Board of Directors’ Responsibilities
The directors are responsible for preparing the Annual Report and the financial statements of the Group in accordance with applicable law and International Financial Reporting Standards as adopted for use in the European Union ("IFRSs"). The parent Company can prepare its financial statements under IFRS or UK GAAP.
Company law requires the directors to prepare financial
statements for each financial year which give a true and fair
view of the state of affairs of the Group and parent Company
and of the profit or loss of the Group for that period. In
preparing those financial statements, the directors are required
to:
- select suitable accounting policies and then apply them
consistently;
- make judgements and estimates that are reasonable and
prudent;
- state whether applicable IFRSs have been followed, subject to any
material departures disclosed and explained in the financial
statements; and
- prepare the financial statements on the going concern basis
unless it is inappropriate to presume that the group will continue
in business.
The directors are responsible for keeping proper accounting records that disclose with reasonable accuracy at any time the financial position of the group and enable them to ensure that the financial statements comply with the Companies Act 1985. They are also responsible for safeguarding the assets of the Group and hence for taking reasonable steps for the prevention and detection of fraud and other irregularities.
In so far as the directors are aware:
- there is no releveant audit information of which the Group's auditors are unaware; and
- the directors have taken all steps that they ought to have taken to make themselves aware of any relevant audit information and to establish that the auditors are aware of that information.
The directors are respnsible for the maintenance and integrity of the corporate and financial information included on the Group's website. Legislation in the United Kingdom governing the preparation and dissemination of financial statements may differ from legislation in other jurisdictions.
The directors acknowledge the importance of the 'Principles of Good Govern theance and Code of Best Practice' published by the London Stock Exchange (usually described as the 'Combined Code'). This code is not mandatory for companies listed on the Alternative Investment Market but the Board is committed to apply it as appropriate to the company given its size and nature.
The board comprises the independent Non-Executive Chairman, the CEO, the CFO and three independent Non-Executive Directors. The board meets regularly, reviewing trading performance, ensuring adequate funding, setting and monitoring strategy and when appropriate, reporting to shareholders.
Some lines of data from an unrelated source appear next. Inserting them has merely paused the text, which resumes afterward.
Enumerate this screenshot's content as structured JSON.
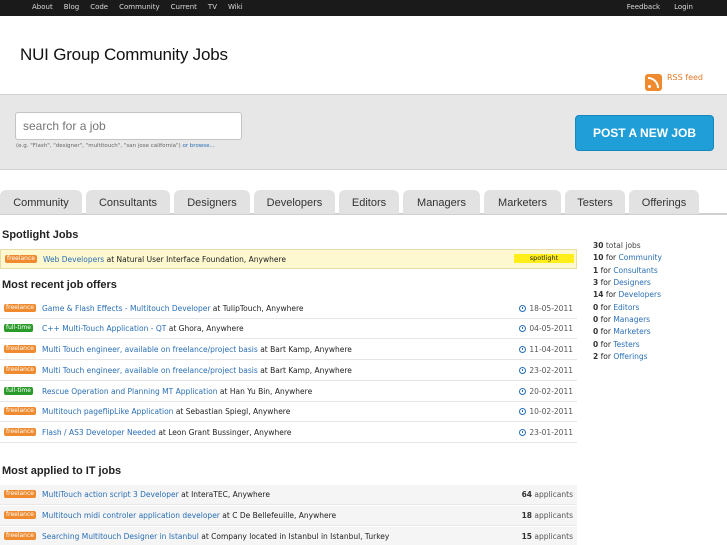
{
  "topbar": {
    "nav": [
      "About",
      "Blog",
      "Code",
      "Community",
      "Current",
      "TV",
      "Wiki"
    ],
    "feedback": "Feedback",
    "login": "Login"
  },
  "site_title": "NUI Group Community Jobs",
  "rss_label": "RSS feed",
  "search": {
    "placeholder": "search for a job",
    "hint": "(e.g. \"Flash\", \"designer\", \"multitouch\", \"san jose california\")",
    "browse": "or browse..."
  },
  "post_button": "POST A NEW JOB",
  "tabs": [
    "Community",
    "Consultants",
    "Designers",
    "Developers",
    "Editors",
    "Managers",
    "Marketers",
    "Testers",
    "Offerings"
  ],
  "spotlight": {
    "title": "Spotlight Jobs",
    "job": {
      "badge": "freelance",
      "title": "Web Developers",
      "at": "at",
      "company": "Natural User Interface Foundation, Anywhere",
      "tag": "spotlight"
    }
  },
  "recent": {
    "title": "Most recent job offers",
    "jobs": [
      {
        "badge": "freelance",
        "title": "Game & Flash Effects - Multitouch Developer",
        "company": "TulipTouch, Anywhere",
        "date": "18-05-2011"
      },
      {
        "badge": "full-time",
        "title": "C++ Multi-Touch Application - QT",
        "company": "Ghora, Anywhere",
        "date": "04-05-2011"
      },
      {
        "badge": "freelance",
        "title": "Multi Touch engineer, available on freelance/project basis",
        "company": "Bart Kamp, Anywhere",
        "date": "11-04-2011"
      },
      {
        "badge": "freelance",
        "title": "Multi Touch engineer, available on freelance/project basis",
        "company": "Bart Kamp, Anywhere",
        "date": "23-02-2011"
      },
      {
        "badge": "full-time",
        "title": "Rescue Operation and Planning MT Application",
        "company": "Han Yu Bin, Anywhere",
        "date": "20-02-2011"
      },
      {
        "badge": "freelance",
        "title": "Multitouch pageflipLike Application",
        "company": "Sebastian Spiegl, Anywhere",
        "date": "10-02-2011"
      },
      {
        "badge": "freelance",
        "title": "Flash / AS3 Developer Needed",
        "company": "Leon Grant Bussinger, Anywhere",
        "date": "23-01-2011"
      }
    ]
  },
  "applied": {
    "title": "Most applied to IT jobs",
    "jobs": [
      {
        "badge": "freelance",
        "title": "MultiTouch action script 3 Developer",
        "company": "InteraTEC, Anywhere",
        "count": "64",
        "suffix": "applicants"
      },
      {
        "badge": "freelance",
        "title": "Multitouch midi controler application developer",
        "company": "C De Bellefeuille, Anywhere",
        "count": "18",
        "suffix": "applicants"
      },
      {
        "badge": "freelance",
        "title": "Searching Multitouch Designer in Istanbul",
        "company": "Company located in Istanbul in Istanbul, Turkey",
        "count": "15",
        "suffix": "applicants"
      }
    ]
  },
  "sidebar": {
    "total": {
      "count": "30",
      "label": "total jobs"
    },
    "items": [
      {
        "count": "10",
        "label": "Community"
      },
      {
        "count": "1",
        "label": "Consultants"
      },
      {
        "count": "3",
        "label": "Designers"
      },
      {
        "count": "14",
        "label": "Developers"
      },
      {
        "count": "0",
        "label": "Editors"
      },
      {
        "count": "0",
        "label": "Managers"
      },
      {
        "count": "0",
        "label": "Marketers"
      },
      {
        "count": "0",
        "label": "Testers"
      },
      {
        "count": "2",
        "label": "Offerings"
      }
    ],
    "for_word": "for"
  },
  "colors": {
    "accent": "#1f9ed8",
    "freelance": "#ef8a2e",
    "fulltime": "#2a9a2a",
    "link": "#2a6fb5"
  }
}
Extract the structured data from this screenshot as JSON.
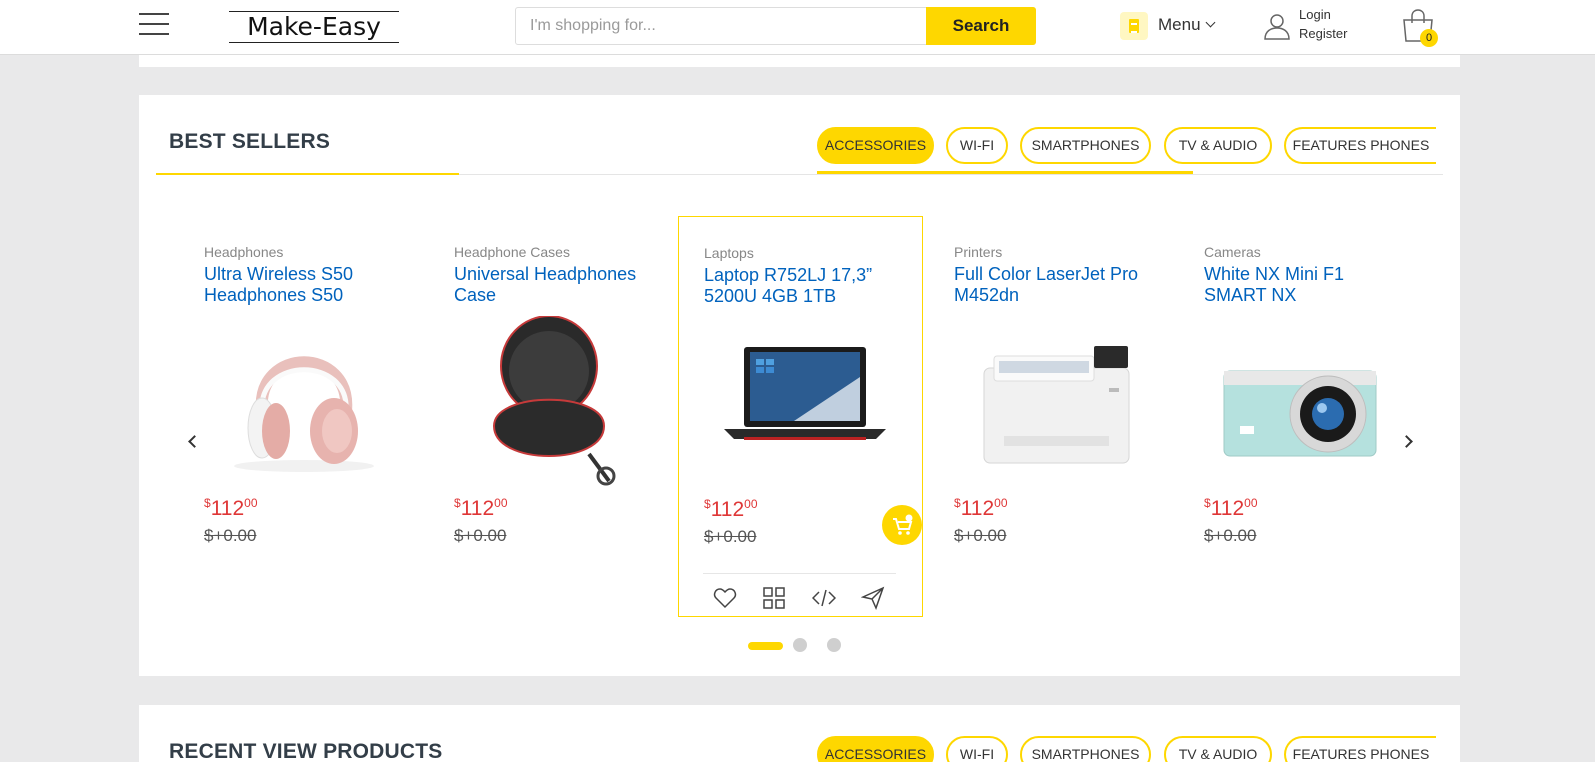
{
  "header": {
    "logo": "Make-Easy",
    "search_placeholder": "I'm shopping for...",
    "search_button": "Search",
    "menu_label": "Menu",
    "login": "Login",
    "register": "Register",
    "cart_count": "0"
  },
  "best_sellers": {
    "title": "BEST SELLERS",
    "tabs": [
      "ACCESSORIES",
      "WI-FI",
      "SMARTPHONES",
      "TV & AUDIO",
      "FEATURES PHONES"
    ],
    "active_tab": "ACCESSORIES",
    "products": [
      {
        "category": "Headphones",
        "name": "Ultra Wireless S50 Headphones S50",
        "price_symbol": "$",
        "price_main": "112",
        "price_cents": "00",
        "old_price": "$+0.00",
        "image": "headphones-image"
      },
      {
        "category": "Headphone Cases",
        "name": "Universal Headphones Case",
        "price_symbol": "$",
        "price_main": "112",
        "price_cents": "00",
        "old_price": "$+0.00",
        "image": "headphone-case-image"
      },
      {
        "category": "Laptops",
        "name": "Laptop R752LJ 17,3” 5200U 4GB 1TB",
        "price_symbol": "$",
        "price_main": "112",
        "price_cents": "00",
        "old_price": "$+0.00",
        "image": "laptop-image"
      },
      {
        "category": "Printers",
        "name": "Full Color LaserJet Pro M452dn",
        "price_symbol": "$",
        "price_main": "112",
        "price_cents": "00",
        "old_price": "$+0.00",
        "image": "printer-image"
      },
      {
        "category": "Cameras",
        "name": "White NX Mini F1 SMART NX",
        "price_symbol": "$",
        "price_main": "112",
        "price_cents": "00",
        "old_price": "$+0.00",
        "image": "camera-image"
      }
    ],
    "pagination_dots": 3,
    "active_dot": 1
  },
  "recent": {
    "title": "RECENT VIEW PRODUCTS",
    "tabs": [
      "ACCESSORIES",
      "WI-FI",
      "SMARTPHONES",
      "TV & AUDIO",
      "FEATURES PHONES"
    ],
    "active_tab": "ACCESSORIES"
  },
  "colors": {
    "accent": "#fed700",
    "link": "#0062bd",
    "price": "#df3737"
  }
}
To enable the board to discharge its duties, all directors receive appropriate and timely information.
The Audit committee comprising P Harkness, M Danson and V Smith is responsible for reviewing the group’s accounting and financial reporting practices and disclosures, its internal controls, the work of the external auditor and group compliance with financial policies, regulations and laws.
The Remuneration committee, comprising M Danson, V Smith and B Fair, meet as and when necessary to agree the terms of service, salaries and allocation of share options of the executive directors.